Arjohn Kampman wrote:
> Most of the built-in calls defined in the grammar in "[57] BuiltInCall"
> operate on arguments of type Expression, which includes boolean and
> mathematical operations. Most of these built-in calls, however, only
> produce results when operating on IRIs, literals and/or blank nodes.
> IMHO, it would be better to enforce this through the grammer, preventing
> people from writing expressions that are correct syntactically, but not
> semantically, like "lang( 3 + 4 )" and "isBlank(?var = foo:bar)".
> Changing this production rule to the following should prevent such
> expressions:
> 
> FunctionOrVar ::= IRIrefOrFunction | Var
> 
> BuiltInCall ::= 'STR' '(' FunctionOrVar ')'
>                | 'LANG' '(' FunctionOrVar ')'
>                | 'LANGMATCHES' '(' FunctionOrVar ',' String ')'
>                | 'DATATYPE' '(' FunctionOrVar ')'
>                | 'BOUND' '(' Var ')'
>                | 'isIRI' '(' FunctionOrVar ')'
>                | 'isURI' '(' FunctionOrVar ')'
>                | 'isBLANK' '(' FunctionOrVar ')'
>                | 'isLITERAL' '(' FunctionOrVar ')'
>                | RegexExpression
> 
> RegexExpression ::= 'REGEX' '(' FunctionOrVar ',' String ( ',' String )? ')'
> 
> 
> Considering that the spec is already in Last Call, I hope this comment
> doesn't come too late.
> 
> Regards,
> 
> Arjohn
> 

Arjohn,

I forwarded this to the working group with some discussion:
http://lists.w3.org/Archives/Public/public-rdf-dawg/2006JanMar/0418.html

The working group discussed this but there was no enthusiasm for such a change.

For the query writer, trying to give some type safety at this one point when 
there is no just assurance from elsewhere in the grammar, did not seem like a 
significantly useful change.  The grammar would be noticeable more complicated 
because it isn't just FunctionOrVar each time but FunctionOrVar + appropriate 
kind of literal.

For the implementer, these built-ins still have to be able to deal with the 
full set of RDF terms being passed to one of the built-ins.

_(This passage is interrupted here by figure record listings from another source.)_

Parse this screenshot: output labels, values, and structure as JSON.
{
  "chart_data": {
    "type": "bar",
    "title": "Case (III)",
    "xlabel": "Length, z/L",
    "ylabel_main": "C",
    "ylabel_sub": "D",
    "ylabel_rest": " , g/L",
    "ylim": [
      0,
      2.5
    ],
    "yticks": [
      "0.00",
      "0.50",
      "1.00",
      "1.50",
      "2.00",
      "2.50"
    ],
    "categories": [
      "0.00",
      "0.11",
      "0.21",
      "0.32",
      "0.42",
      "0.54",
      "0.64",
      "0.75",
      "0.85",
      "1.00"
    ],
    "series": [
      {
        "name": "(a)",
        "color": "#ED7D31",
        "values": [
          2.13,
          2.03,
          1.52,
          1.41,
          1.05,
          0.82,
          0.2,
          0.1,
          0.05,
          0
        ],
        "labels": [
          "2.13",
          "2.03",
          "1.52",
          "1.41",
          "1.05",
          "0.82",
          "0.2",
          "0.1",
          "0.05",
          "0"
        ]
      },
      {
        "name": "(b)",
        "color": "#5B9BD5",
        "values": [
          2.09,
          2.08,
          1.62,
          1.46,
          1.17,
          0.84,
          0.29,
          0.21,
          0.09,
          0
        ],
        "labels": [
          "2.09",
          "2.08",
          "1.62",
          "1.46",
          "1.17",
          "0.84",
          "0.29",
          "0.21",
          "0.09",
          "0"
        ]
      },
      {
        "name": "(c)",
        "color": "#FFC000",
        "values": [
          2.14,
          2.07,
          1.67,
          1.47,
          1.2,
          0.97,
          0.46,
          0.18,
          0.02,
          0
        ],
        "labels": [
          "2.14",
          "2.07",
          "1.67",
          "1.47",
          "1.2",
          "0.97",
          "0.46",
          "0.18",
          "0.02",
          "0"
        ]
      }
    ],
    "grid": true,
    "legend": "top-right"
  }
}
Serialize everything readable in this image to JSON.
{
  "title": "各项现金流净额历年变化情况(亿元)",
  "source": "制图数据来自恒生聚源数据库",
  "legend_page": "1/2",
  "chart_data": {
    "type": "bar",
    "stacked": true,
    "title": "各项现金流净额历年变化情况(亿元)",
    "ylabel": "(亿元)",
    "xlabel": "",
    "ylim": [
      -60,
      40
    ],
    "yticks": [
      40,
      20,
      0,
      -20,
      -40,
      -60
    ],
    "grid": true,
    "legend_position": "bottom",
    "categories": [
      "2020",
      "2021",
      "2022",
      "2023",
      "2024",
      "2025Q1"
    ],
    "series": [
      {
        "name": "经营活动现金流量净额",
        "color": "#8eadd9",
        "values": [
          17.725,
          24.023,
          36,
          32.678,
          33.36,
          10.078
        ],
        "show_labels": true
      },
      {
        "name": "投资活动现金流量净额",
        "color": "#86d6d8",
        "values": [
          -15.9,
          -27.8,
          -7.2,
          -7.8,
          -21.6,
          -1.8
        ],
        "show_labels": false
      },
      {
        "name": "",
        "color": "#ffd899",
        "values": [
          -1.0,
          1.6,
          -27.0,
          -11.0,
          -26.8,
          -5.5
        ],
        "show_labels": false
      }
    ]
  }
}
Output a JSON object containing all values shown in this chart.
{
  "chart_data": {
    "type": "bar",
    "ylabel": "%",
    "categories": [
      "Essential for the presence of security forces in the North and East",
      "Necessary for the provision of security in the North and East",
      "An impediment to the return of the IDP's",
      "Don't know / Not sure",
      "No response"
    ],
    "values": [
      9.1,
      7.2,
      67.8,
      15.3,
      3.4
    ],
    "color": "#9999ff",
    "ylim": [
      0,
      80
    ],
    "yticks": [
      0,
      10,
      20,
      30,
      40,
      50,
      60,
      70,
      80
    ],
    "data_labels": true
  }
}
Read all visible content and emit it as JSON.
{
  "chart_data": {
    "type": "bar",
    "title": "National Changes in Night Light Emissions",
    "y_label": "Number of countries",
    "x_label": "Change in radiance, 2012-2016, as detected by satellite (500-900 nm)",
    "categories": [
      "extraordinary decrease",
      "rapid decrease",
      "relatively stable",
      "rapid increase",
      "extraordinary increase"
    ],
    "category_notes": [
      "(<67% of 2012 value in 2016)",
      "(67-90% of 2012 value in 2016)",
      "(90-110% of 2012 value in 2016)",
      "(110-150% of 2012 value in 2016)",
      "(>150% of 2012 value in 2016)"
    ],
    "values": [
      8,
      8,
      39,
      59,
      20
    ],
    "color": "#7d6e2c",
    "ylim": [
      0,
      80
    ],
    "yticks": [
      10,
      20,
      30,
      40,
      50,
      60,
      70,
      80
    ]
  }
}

Any implementation can choose to issue warnings for this situation, or any 
other construction in a query, that the implementer wishes to bring to the 
application writer's attention.  Such a pass over the query after parsing is a 
  common way to do this rather than in the parser.


I hope this addresses your comment - please let us know if it does.  You can 
help our issue tracking system by prefixing the subject of your
response with [CLOSED] (where this subject has [OK?]).